As part of a continuing resolution to keep the federal government running for a few more weeks, Congress extended the deadline to decide what to do about Section 702 of the Foreign Intelligence Surveillance Act (FISA) Amendments.

Section 702 grants the FBI and National Security Agency (NSA) the authority to engage in covert, unwarranted surveillance of foreign targets overseas. It is a source of public controversy in recent years because it has become clear and public that the federal government has been using this authority to secretly collect data and communications from and about American citizens and using it as evidence for domestic crime investigations, without getting warrants and without citizens knowing it was happening.

Section 702 expires at the end of the year, or it would have if not for the continuing resolution passed right before Christmas. Before renewing Section 702, civil rights activists groups and privacy rights-oriented lawmakers want to make sure the law's text is reformed so that the use of unwarranted surveillance against American citizens is restricted.
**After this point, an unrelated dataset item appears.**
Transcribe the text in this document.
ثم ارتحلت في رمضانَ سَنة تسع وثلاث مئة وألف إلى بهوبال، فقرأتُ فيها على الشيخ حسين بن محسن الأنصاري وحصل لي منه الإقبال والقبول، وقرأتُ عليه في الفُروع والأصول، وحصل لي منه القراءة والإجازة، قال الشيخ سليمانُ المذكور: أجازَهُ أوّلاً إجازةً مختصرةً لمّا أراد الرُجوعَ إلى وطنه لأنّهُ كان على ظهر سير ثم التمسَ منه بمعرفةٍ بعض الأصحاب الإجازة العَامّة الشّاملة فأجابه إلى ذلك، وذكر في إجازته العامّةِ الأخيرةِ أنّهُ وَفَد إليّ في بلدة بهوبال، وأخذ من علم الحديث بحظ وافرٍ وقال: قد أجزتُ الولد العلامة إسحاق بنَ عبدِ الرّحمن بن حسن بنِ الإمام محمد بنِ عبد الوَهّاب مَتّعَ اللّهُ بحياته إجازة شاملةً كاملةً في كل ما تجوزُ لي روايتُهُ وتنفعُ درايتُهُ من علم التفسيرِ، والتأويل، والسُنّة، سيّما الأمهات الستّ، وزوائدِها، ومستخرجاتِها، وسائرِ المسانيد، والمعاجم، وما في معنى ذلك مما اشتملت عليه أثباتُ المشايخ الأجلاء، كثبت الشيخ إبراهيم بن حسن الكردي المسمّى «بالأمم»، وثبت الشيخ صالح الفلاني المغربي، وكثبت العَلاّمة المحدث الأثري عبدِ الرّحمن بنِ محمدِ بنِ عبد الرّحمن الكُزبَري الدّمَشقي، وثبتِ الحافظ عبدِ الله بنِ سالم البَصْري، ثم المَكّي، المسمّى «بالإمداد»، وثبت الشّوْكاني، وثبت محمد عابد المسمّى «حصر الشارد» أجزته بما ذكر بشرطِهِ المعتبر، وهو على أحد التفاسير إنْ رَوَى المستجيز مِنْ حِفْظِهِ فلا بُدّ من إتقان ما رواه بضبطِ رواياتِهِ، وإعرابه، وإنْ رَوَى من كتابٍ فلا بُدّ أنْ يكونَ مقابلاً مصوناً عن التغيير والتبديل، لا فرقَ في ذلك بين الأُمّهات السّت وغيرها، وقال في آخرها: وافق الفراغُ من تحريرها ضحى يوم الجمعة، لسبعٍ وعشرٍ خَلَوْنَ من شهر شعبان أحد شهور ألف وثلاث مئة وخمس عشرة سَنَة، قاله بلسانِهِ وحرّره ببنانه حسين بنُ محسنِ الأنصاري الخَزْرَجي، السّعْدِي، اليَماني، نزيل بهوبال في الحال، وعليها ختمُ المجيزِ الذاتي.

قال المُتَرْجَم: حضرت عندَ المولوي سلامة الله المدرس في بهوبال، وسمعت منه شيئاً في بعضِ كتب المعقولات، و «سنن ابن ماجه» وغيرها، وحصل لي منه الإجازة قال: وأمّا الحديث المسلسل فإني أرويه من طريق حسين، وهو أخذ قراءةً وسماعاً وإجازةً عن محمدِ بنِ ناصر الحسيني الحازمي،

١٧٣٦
But Congressional leadership, White House officials, and the intelligence community are reluctant to see any changes that might restrict surveillance powers. Right before the holiday, the House tried and failed to advance an absolutely terrible renewal bill that would have given the FBI and NSA formal permission to use unwarranted surveillance to investigate a whole bunch of domestic crimes in this law aimed at foreign targets.

That effort failed and this short-term renewal means the fight is far from over. Technically, the FBI and NSA say that they don't actually have to start winding down their surveillance until April, so there's still time to fight over how to reword the law (for information on which bills are currently in circulation, written in plain English, read here).

But the continuing resolution briefly postponed budget fights to keep the government open. There's still a very high likelihood that some sort of surveillance renewal could get jammed into a spending bill that gets passed with little discussion. Senators like Rand Paul (R-Kentucky) and Ron Wyden (D-Ore.) say they'll fight efforts to pass a Section 702 renewal without any debate in Congress. And they've put together the bill that best protects American citizens from unwarranted surveillance.

We thought this fight might be over by the end of the year, but it's going to keep going into 2018.